Rochester won a Class 3A sectional when Strasser was a freshman in 1998.
“It was fun to win also,” Strasser said. “I’m a very competitive person. I love to win. I know that Felke loved to win, and that’s just some people’s personalities. I want the girls to love to win, but I want them to work hard to learn how to win because it definitely takes a lot of work to be a winner.”
Strasser’s father Keith Carlson is the former Rochester softball coach, and her first taste of coaching was helping him out in that sport. She was on the softball board “for quite a few years,” and she eventually migrated to coaching club volleyball.
Erin Leap, who took over as coach in the fall of 2018, knew of Strasser’s love for the game and knew that her daughters played. Once they started playing in middle school, Leap asked Strasser to coach at the middle school level. Strasser said she stayed at the middle school level because her kids “were running all over the place.”
After five years of coaching in middle school, she takes over at the varsity level and with a good understanding of the state of the feeder system.
She would like her high school players to be role models for the younger players.

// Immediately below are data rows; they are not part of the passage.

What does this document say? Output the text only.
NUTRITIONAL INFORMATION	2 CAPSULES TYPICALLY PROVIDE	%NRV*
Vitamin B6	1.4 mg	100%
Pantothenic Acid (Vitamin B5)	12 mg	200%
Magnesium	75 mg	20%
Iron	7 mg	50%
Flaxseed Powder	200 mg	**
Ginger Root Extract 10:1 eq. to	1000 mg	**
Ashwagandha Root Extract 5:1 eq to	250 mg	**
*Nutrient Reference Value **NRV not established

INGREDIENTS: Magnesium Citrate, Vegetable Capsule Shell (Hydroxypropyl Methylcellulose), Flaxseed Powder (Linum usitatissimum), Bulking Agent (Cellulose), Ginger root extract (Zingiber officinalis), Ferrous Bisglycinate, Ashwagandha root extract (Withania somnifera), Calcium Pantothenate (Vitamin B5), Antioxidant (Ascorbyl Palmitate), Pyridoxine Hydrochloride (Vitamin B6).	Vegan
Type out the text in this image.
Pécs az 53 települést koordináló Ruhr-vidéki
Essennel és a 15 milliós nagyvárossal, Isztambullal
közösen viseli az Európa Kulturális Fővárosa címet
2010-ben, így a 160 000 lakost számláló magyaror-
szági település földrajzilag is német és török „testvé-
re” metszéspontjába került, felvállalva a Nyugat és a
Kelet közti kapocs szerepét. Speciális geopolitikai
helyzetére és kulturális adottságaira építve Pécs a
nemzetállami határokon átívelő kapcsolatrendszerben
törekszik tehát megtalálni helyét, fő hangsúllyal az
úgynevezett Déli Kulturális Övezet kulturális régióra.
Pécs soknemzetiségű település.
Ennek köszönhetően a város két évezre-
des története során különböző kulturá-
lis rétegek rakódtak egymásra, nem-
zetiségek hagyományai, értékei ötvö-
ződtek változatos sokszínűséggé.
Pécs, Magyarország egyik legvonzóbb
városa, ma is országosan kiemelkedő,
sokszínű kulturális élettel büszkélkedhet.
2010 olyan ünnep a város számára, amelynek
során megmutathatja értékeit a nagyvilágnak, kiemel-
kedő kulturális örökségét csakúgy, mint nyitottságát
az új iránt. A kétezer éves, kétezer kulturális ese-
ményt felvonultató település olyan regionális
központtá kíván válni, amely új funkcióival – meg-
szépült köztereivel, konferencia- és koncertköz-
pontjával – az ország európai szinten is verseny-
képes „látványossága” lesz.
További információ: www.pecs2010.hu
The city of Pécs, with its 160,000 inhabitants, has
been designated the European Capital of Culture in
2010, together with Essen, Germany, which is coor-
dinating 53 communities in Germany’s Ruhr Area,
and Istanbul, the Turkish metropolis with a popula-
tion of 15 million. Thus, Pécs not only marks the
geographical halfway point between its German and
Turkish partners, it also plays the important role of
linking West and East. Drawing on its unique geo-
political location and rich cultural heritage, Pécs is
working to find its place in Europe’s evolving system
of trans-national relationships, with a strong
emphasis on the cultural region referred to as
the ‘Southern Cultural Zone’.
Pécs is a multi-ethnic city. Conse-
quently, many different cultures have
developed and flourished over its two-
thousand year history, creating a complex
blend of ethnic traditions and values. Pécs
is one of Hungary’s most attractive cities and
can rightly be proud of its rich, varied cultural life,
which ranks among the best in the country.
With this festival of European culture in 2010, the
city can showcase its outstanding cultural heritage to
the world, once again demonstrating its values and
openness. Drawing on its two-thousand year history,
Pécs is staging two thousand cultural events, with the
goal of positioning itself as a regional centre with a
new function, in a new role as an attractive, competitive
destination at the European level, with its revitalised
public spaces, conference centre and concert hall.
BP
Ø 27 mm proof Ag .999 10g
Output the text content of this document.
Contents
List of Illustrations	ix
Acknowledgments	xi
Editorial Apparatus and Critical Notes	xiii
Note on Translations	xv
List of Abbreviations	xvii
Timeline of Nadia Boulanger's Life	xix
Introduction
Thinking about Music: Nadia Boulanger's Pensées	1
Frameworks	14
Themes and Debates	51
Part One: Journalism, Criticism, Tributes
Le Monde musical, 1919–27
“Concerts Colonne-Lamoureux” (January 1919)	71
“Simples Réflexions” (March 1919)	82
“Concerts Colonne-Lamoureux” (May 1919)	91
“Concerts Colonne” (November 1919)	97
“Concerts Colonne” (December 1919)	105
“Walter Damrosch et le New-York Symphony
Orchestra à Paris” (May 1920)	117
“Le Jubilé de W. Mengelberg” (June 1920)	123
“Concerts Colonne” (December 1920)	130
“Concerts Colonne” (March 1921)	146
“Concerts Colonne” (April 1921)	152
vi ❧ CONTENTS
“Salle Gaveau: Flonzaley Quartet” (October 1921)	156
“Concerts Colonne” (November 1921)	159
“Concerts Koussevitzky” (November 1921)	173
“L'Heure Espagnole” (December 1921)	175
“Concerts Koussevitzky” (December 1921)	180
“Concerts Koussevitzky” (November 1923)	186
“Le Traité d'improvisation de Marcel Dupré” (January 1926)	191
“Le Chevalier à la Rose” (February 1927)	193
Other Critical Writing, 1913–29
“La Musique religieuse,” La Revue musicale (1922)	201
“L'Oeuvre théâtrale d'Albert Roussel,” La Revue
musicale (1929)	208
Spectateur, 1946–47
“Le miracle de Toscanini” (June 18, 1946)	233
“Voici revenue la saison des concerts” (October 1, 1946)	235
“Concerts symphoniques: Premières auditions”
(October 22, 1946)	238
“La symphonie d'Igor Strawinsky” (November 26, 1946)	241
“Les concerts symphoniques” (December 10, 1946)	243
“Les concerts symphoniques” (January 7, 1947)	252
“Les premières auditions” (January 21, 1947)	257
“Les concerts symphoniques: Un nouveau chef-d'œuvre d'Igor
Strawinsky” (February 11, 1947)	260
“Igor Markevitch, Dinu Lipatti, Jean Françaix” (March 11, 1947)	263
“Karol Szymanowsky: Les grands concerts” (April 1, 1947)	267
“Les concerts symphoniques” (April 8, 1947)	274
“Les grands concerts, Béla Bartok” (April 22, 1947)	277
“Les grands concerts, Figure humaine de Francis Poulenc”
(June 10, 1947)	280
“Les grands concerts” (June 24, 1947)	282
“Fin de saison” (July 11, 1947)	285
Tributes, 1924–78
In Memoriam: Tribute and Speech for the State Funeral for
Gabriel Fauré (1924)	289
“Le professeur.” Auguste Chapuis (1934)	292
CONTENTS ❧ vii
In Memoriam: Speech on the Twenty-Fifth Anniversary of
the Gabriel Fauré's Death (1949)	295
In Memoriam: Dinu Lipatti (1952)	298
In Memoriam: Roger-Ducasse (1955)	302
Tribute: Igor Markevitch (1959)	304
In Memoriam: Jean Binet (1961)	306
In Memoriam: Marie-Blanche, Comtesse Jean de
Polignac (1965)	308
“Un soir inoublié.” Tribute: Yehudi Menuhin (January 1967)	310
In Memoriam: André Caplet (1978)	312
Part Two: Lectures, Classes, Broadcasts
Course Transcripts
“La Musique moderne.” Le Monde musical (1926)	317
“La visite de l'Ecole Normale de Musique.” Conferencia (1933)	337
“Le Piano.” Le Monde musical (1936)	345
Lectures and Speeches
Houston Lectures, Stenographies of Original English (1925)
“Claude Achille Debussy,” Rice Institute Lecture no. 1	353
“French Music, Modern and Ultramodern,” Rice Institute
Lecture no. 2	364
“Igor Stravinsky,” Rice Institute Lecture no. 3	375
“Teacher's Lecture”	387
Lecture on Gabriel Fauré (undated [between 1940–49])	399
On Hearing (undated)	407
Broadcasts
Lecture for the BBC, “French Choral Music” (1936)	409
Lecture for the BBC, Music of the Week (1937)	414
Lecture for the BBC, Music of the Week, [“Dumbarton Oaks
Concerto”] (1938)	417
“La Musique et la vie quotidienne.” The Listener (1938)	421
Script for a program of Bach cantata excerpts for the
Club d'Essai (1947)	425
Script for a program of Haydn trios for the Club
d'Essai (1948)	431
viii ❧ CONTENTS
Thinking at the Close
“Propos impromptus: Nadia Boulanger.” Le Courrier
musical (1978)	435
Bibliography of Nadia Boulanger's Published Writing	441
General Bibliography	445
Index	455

“COVID didn’t do us any favors obviously,” Strasser said. “Like anything else, it took away our opportunities to play more club volleyball. It definitely needs some improvement. … I’d like to see more of an intramural style at the younger age just to get more girls interested at a younger level. And then from there, get back to having where we have club teams where those high school girls are working with our younger girls. … I think it’s been a good perspective because I know the season. It’s a short season at middle school. I know that the fundamentals that I need to implement at that level because I want to be feeding my JV and varsity teams good fundamentally sound teams who are used to a certain level of practice and just a program that they know what to expect once they get to high school.”
Stacey Wilson and Rebecca Bolinger, who coached with Strasser at the middle school level, will be the varsity assistant coach and the JV coach, respectively. They also will have daughters in the high school program.
Holly Clevenger and Traci Honkomp are expected to be approved as volunteer coaches. Samantha Walley will step into the void at the middle school level.
“It’s going to be a lot of work to implement a feeder system,” Strasser said.
Bolinger said Strasser will help with the hitters.
“I’m a short person,” Strasser said. “So I always was more of a defensive person. I wasn’t really a front row hitter very often, so Becca obviously is a lot taller, and she knows a lot more about hitting. … We’re all moms and have jobs and are finding what schedule works best with everybody, but we’ve all worked together on a lot of things, so I feel like if I get the right team of women. … I’m one personality style. I’ve got to get the right team of people with different personalities where I lack.”
Asked what she wants the Rochester volleyball program to be known for, she again mentions the word “dominating.” She remembers the matches against Southwood that typically decided the Three Rivers Conference every year.
She also speaks of how much she admires the program at Pioneer, a sectional rival of the Lady Zs, because of how dominant and consistent they are.
“That’s what I want,” Strasser said. “I want smart, classy, hard-working ladies. That’s what I want Rochester volleyball to be known for.”